Variations on a Nilpotence Theorem of Hopkins and Mahowald

Abstract

It is a theorem of Hopkins and Mahowald that the nilpotence of $p$-torsion classes in $\mathbb{E}2$-ring spectra can be detected by the classical $H\mathbb{F}p$-Hurewicz homomorphism. On the other hand, the May Nilpotence Conjecture, recently proven by Mathew, Naumann, and Noel, shows that the nilpotence of a not-necessarily $p$-torsion class in an $\mathbb{E}\infty$-ring may be detected by the $H\mathbb{Z}$-Hurewicz homomorphism. Inspired by questions of Mathew, Naumann, and Noel, we investigate nilpotence in the homotopy of $\mathbb{E}n$-ring spectra with $2<n<\infty$. For all odd primes $p$ and all chromatic heights $h$, we use the Cohen-Moore-Neisendorfer theorem to construct examples of $K(h)$-local, $\mathbb{E}{2n-1}$-algebras with non-nilpotent $p^n$-torsion.

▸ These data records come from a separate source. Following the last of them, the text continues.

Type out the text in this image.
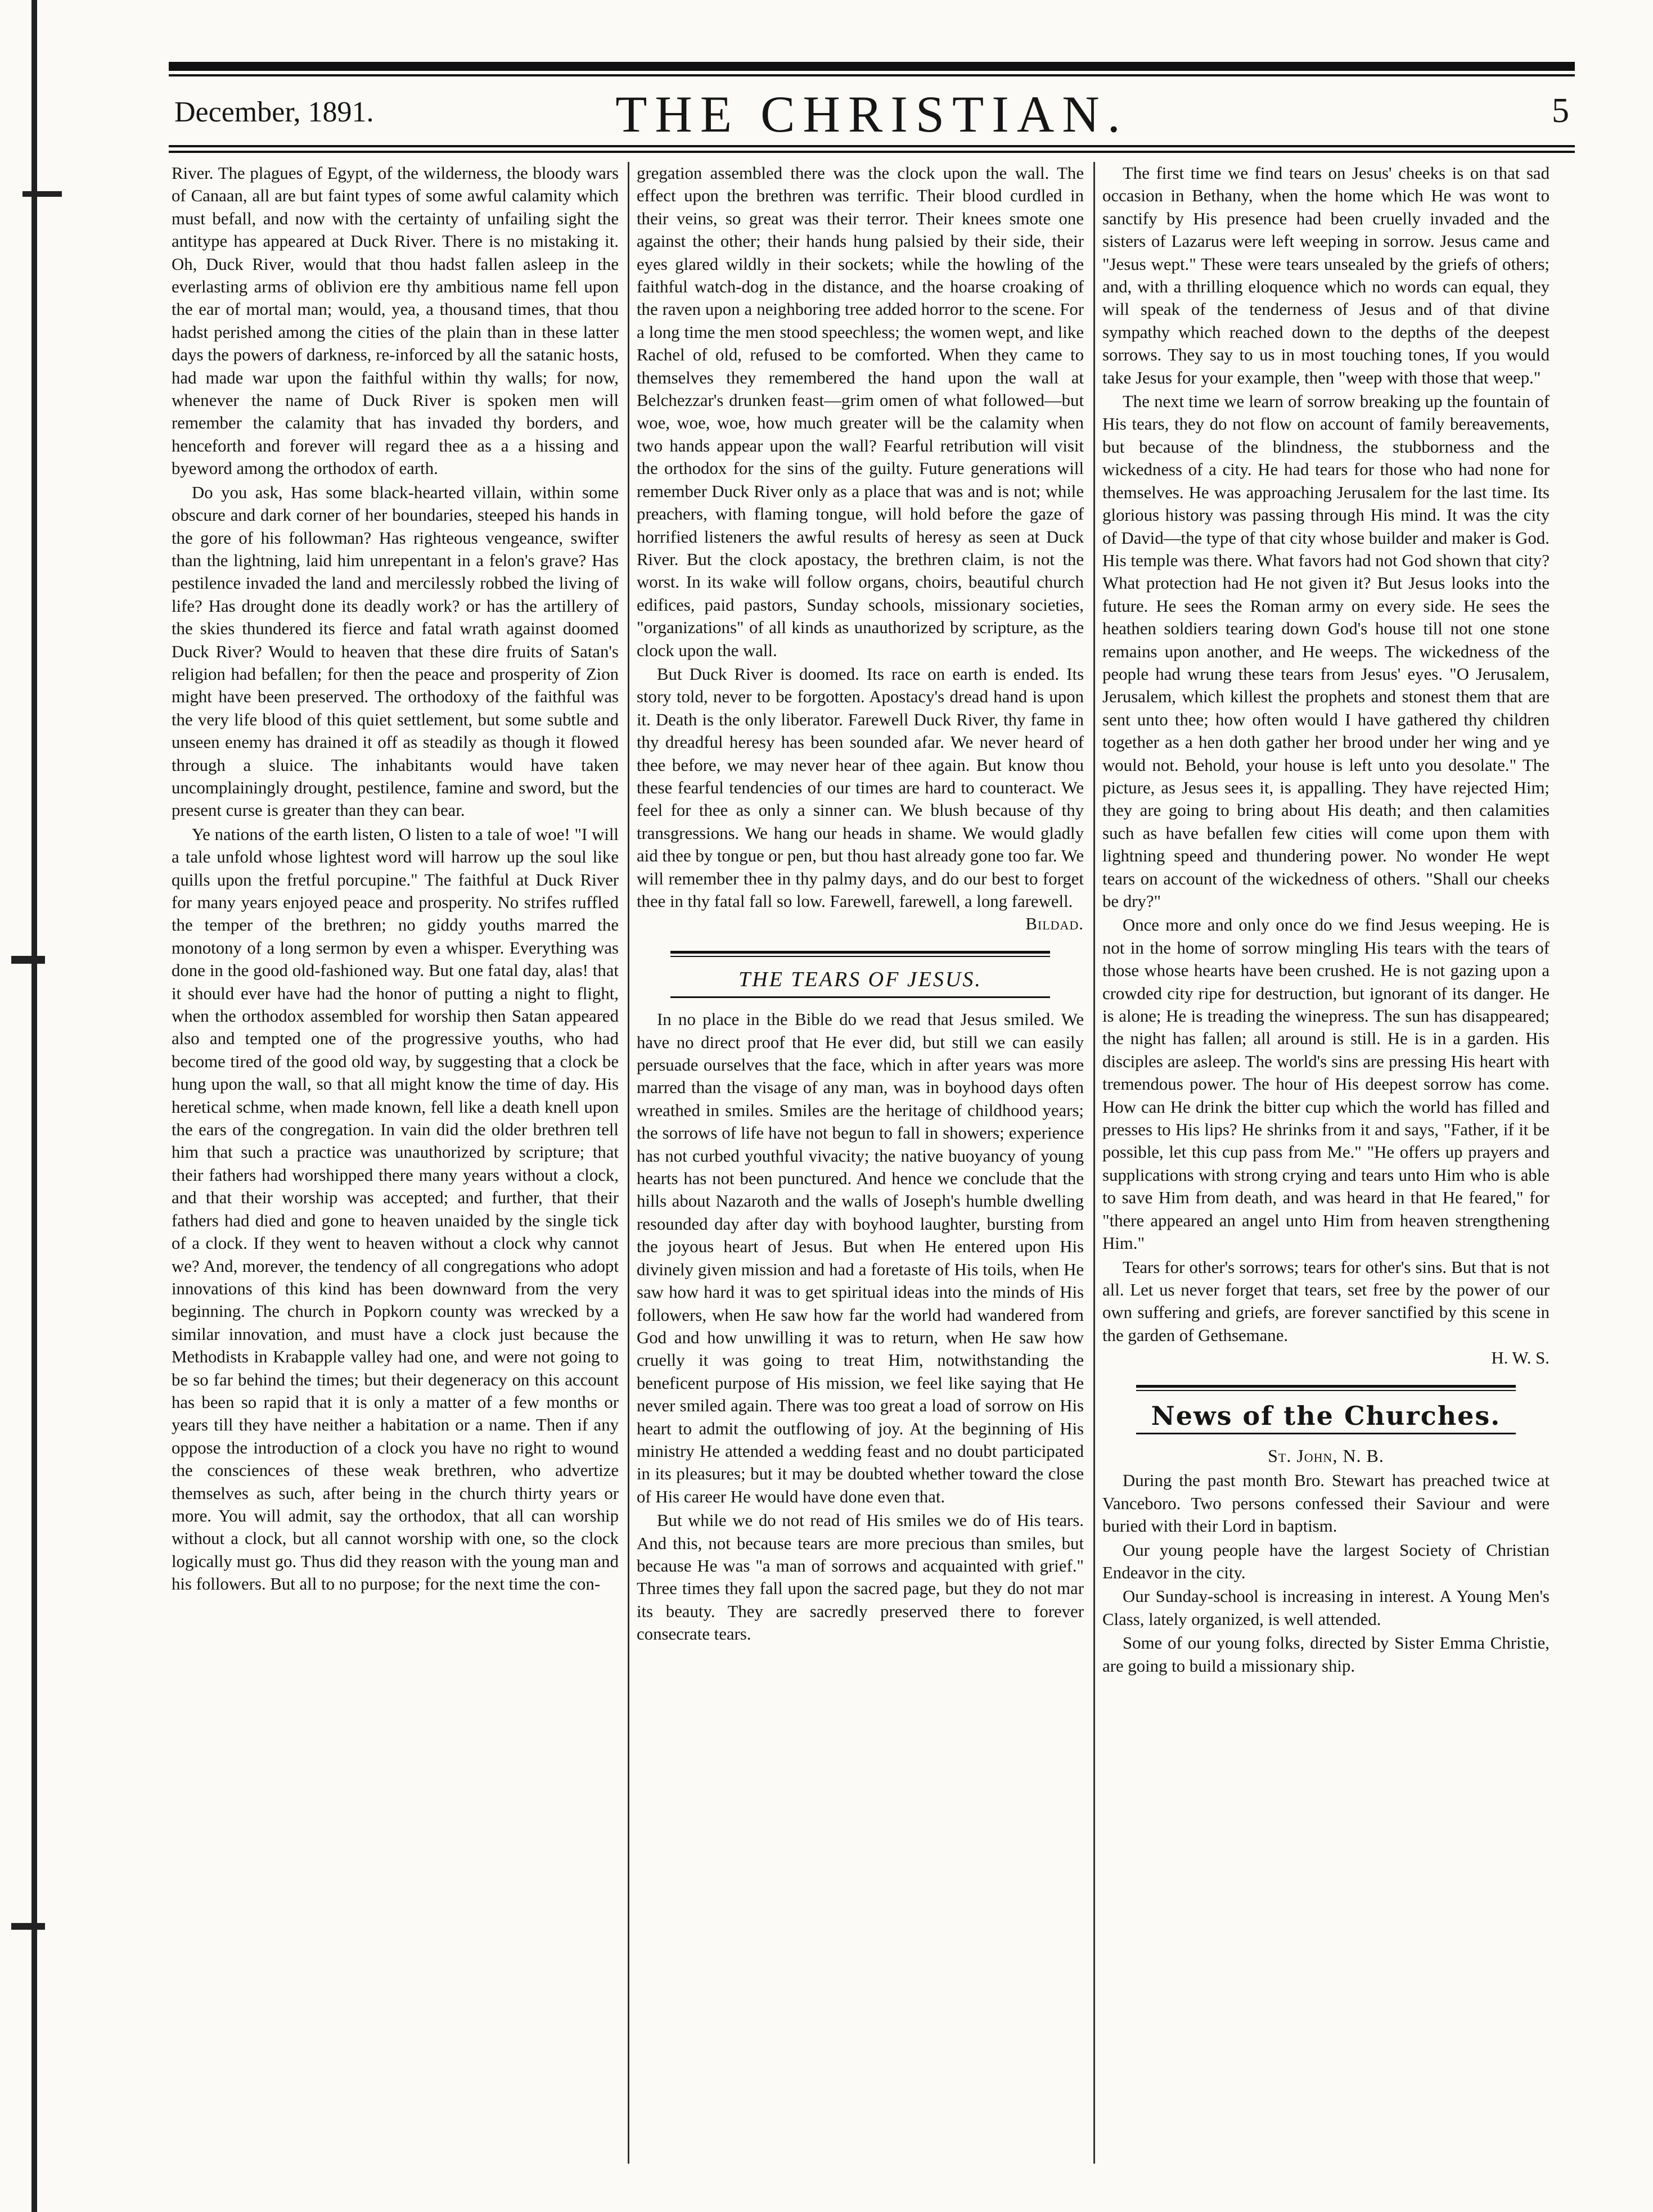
December, 1891.	THE CHRISTIAN.	5

River. The plagues of Egypt, of the wilderness, the bloody wars of Canaan, all are but faint types of some awful calamity which must befall, and now with the certainty of unfailing sight the antitype has appeared at Duck River. There is no mistaking it. Oh, Duck River, would that thou hadst fallen asleep in the everlasting arms of oblivion ere thy ambitious name fell upon the ear of mortal man; would, yea, a thousand times, that thou hadst perished among the cities of the plain than in these latter days the powers of darkness, re-inforced by all the satanic hosts, had made war upon the faithful within thy walls; for now, whenever the name of Duck River is spoken men will remember the calamity that has invaded thy borders, and henceforth and forever will regard thee as a a hissing and byeword among the orthodox of earth.

Do you ask, Has some black-hearted villain, within some obscure and dark corner of her boundaries, steeped his hands in the gore of his followman? Has righteous vengeance, swifter than the lightning, laid him unrepentant in a felon's grave? Has pestilence invaded the land and mercilessly robbed the living of life? Has drought done its deadly work? or has the artillery of the skies thundered its fierce and fatal wrath against doomed Duck River? Would to heaven that these dire fruits of Satan's religion had befallen; for then the peace and prosperity of Zion might have been preserved. The orthodoxy of the faithful was the very life blood of this quiet settlement, but some subtle and unseen enemy has drained it off as steadily as though it flowed through a sluice. The inhabitants would have taken uncomplainingly drought, pestilence, famine and sword, but the present curse is greater than they can bear.

Ye nations of the earth listen, O listen to a tale of woe! "I will a tale unfold whose lightest word will harrow up the soul like quills upon the fretful porcupine." The faithful at Duck River for many years enjoyed peace and prosperity. No strifes ruffled the temper of the brethren; no giddy youths marred the monotony of a long sermon by even a whisper. Everything was done in the good old-fashioned way. But one fatal day, alas! that it should ever have had the honor of putting a night to flight, when the orthodox assembled for worship then Satan appeared also and tempted one of the progressive youths, who had become tired of the good old way, by suggesting that a clock be hung upon the wall, so that all might know the time of day. His heretical schme, when made known, fell like a death knell upon the ears of the congregation. In vain did the older brethren tell him that such a practice was unauthorized by scripture; that their fathers had worshipped there many years without a clock, and that their worship was accepted; and further, that their fathers had died and gone to heaven unaided by the single tick of a clock. If they went to heaven without a clock why cannot we? And, morever, the tendency of all congregations who adopt innovations of this kind has been downward from the very beginning. The church in Popkorn county was wrecked by a similar innovation, and must have a clock just because the Methodists in Krabapple valley had one, and were not going to be so far behind the times; but their degeneracy on this account has been so rapid that it is only a matter of a few months or years till they have neither a habitation or a name. Then if any oppose the introduction of a clock you have no right to wound the consciences of these weak brethren, who advertize themselves as such, after being in the church thirty years or more. You will admit, say the orthodox, that all can worship without a clock, but all cannot worship with one, so the clock logically must go. Thus did they reason with the young man and his followers. But all to no purpose; for the next time the con-

gregation assembled there was the clock upon the wall. The effect upon the brethren was terrific. Their blood curdled in their veins, so great was their terror. Their knees smote one against the other; their hands hung palsied by their side, their eyes glared wildly in their sockets; while the howling of the faithful watch-dog in the distance, and the hoarse croaking of the raven upon a neighboring tree added horror to the scene. For a long time the men stood speechless; the women wept, and like Rachel of old, refused to be comforted. When they came to themselves they remembered the hand upon the wall at Belchezzar's drunken feast—grim omen of what followed—but woe, woe, woe, how much greater will be the calamity when two hands appear upon the wall? Fearful retribution will visit the orthodox for the sins of the guilty. Future generations will remember Duck River only as a place that was and is not; while preachers, with flaming tongue, will hold before the gaze of horrified listeners the awful results of heresy as seen at Duck River. But the clock apostacy, the brethren claim, is not the worst. In its wake will follow organs, choirs, beautiful church edifices, paid pastors, Sunday schools, missionary societies, "organizations" of all kinds as unauthorized by scripture, as the clock upon the wall.

But Duck River is doomed. Its race on earth is ended. Its story told, never to be forgotten. Apostacy's dread hand is upon it. Death is the only liberator. Farewell Duck River, thy fame in thy dreadful heresy has been sounded afar. We never heard of thee before, we may never hear of thee again. But know thou these fearful tendencies of our times are hard to counteract. We feel for thee as only a sinner can. We blush because of thy transgressions. We hang our heads in shame. We would gladly aid thee by tongue or pen, but thou hast already gone too far. We will remember thee in thy palmy days, and do our best to forget thee in thy fatal fall so low. Farewell, farewell, a long farewell.

Bildad.
THE TEARS OF JESUS.

In no place in the Bible do we read that Jesus smiled. We have no direct proof that He ever did, but still we can easily persuade ourselves that the face, which in after years was more marred than the visage of any man, was in boyhood days often wreathed in smiles. Smiles are the heritage of childhood years; the sorrows of life have not begun to fall in showers; experience has not curbed youthful vivacity; the native buoyancy of young hearts has not been punctured. And hence we conclude that the hills about Nazaroth and the walls of Joseph's humble dwelling resounded day after day with boyhood laughter, bursting from the joyous heart of Jesus. But when He entered upon His divinely given mission and had a foretaste of His toils, when He saw how hard it was to get spiritual ideas into the minds of His followers, when He saw how far the world had wandered from God and how unwilling it was to return, when He saw how cruelly it was going to treat Him, notwithstanding the beneficent purpose of His mission, we feel like saying that He never smiled again. There was too great a load of sorrow on His heart to admit the outflowing of joy. At the beginning of His ministry He attended a wedding feast and no doubt participated in its pleasures; but it may be doubted whether toward the close of His career He would have done even that.

But while we do not read of His smiles we do of His tears. And this, not because tears are more precious than smiles, but because He was "a man of sorrows and acquainted with grief." Three times they fall upon the sacred page, but they do not mar its beauty. They are sacredly preserved there to forever consecrate tears.

The first time we find tears on Jesus' cheeks is on that sad occasion in Bethany, when the home which He was wont to sanctify by His presence had been cruelly invaded and the sisters of Lazarus were left weeping in sorrow. Jesus came and "Jesus wept." These were tears unsealed by the griefs of others; and, with a thrilling eloquence which no words can equal, they will speak of the tenderness of Jesus and of that divine sympathy which reached down to the depths of the deepest sorrows. They say to us in most touching tones, If you would take Jesus for your example, then "weep with those that weep."

The next time we learn of sorrow breaking up the fountain of His tears, they do not flow on account of family bereavements, but because of the blindness, the stubborness and the wickedness of a city. He had tears for those who had none for themselves. He was approaching Jerusalem for the last time. Its glorious history was passing through His mind. It was the city of David—the type of that city whose builder and maker is God. His temple was there. What favors had not God shown that city? What protection had He not given it? But Jesus looks into the future. He sees the Roman army on every side. He sees the heathen soldiers tearing down God's house till not one stone remains upon another, and He weeps. The wickedness of the people had wrung these tears from Jesus' eyes. "O Jerusalem, Jerusalem, which killest the prophets and stonest them that are sent unto thee; how often would I have gathered thy children together as a hen doth gather her brood under her wing and ye would not. Behold, your house is left unto you desolate." The picture, as Jesus sees it, is appalling. They have rejected Him; they are going to bring about His death; and then calamities such as have befallen few cities will come upon them with lightning speed and thundering power. No wonder He wept tears on account of the wickedness of others. "Shall our cheeks be dry?"

Once more and only once do we find Jesus weeping. He is not in the home of sorrow mingling His tears with the tears of those whose hearts have been crushed. He is not gazing upon a crowded city ripe for destruction, but ignorant of its danger. He is alone; He is treading the winepress. The sun has disappeared; the night has fallen; all around is still. He is in a garden. His disciples are asleep. The world's sins are pressing His heart with tremendous power. The hour of His deepest sorrow has come. How can He drink the bitter cup which the world has filled and presses to His lips? He shrinks from it and says, "Father, if it be possible, let this cup pass from Me." "He offers up prayers and supplications with strong crying and tears unto Him who is able to save Him from death, and was heard in that He feared," for "there appeared an angel unto Him from heaven strengthening Him."

Tears for other's sorrows; tears for other's sins. But that is not all. Let us never forget that tears, set free by the power of our own suffering and griefs, are forever sanctified by this scene in the garden of Gethsemane.

H. W. S.
News of the Churches.
St. John, N. B.

During the past month Bro. Stewart has preached twice at Vanceboro. Two persons confessed their Saviour and were buried with their Lord in baptism.

Our young people have the largest Society of Christian Endeavor in the city.

Our Sunday-school is increasing in interest. A Young Men's Class, lately organized, is well attended.

Some of our young folks, directed by Sister Emma Christie, are going to build a missionary ship.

We exploit the interaction of the Bousfield-Kuhn functor on odd spheres and Rezk's logarithm to show that our bound is sharp at height $1$, and remark on the situation at height $2$. We then turn our attention to the case $n=\infty$, where we refine the May Nilpotence Conjecture to the stronger statement that any $K(h)$-acyclic $\mathbb{E}\infty$-ring must also be $K(h+1)$-acyclic. This affirms a conjecture of Mark Hovey, and may be viewed as a restriction on the sorts of mixed characteristics that can appear in $\mathbb{E}_\infty$-ring spectra. Finally, we discuss an ongoing project, joint with Dylan Wilson, to extend the original Hopkins--Mahowald theorem to an equivariant setting.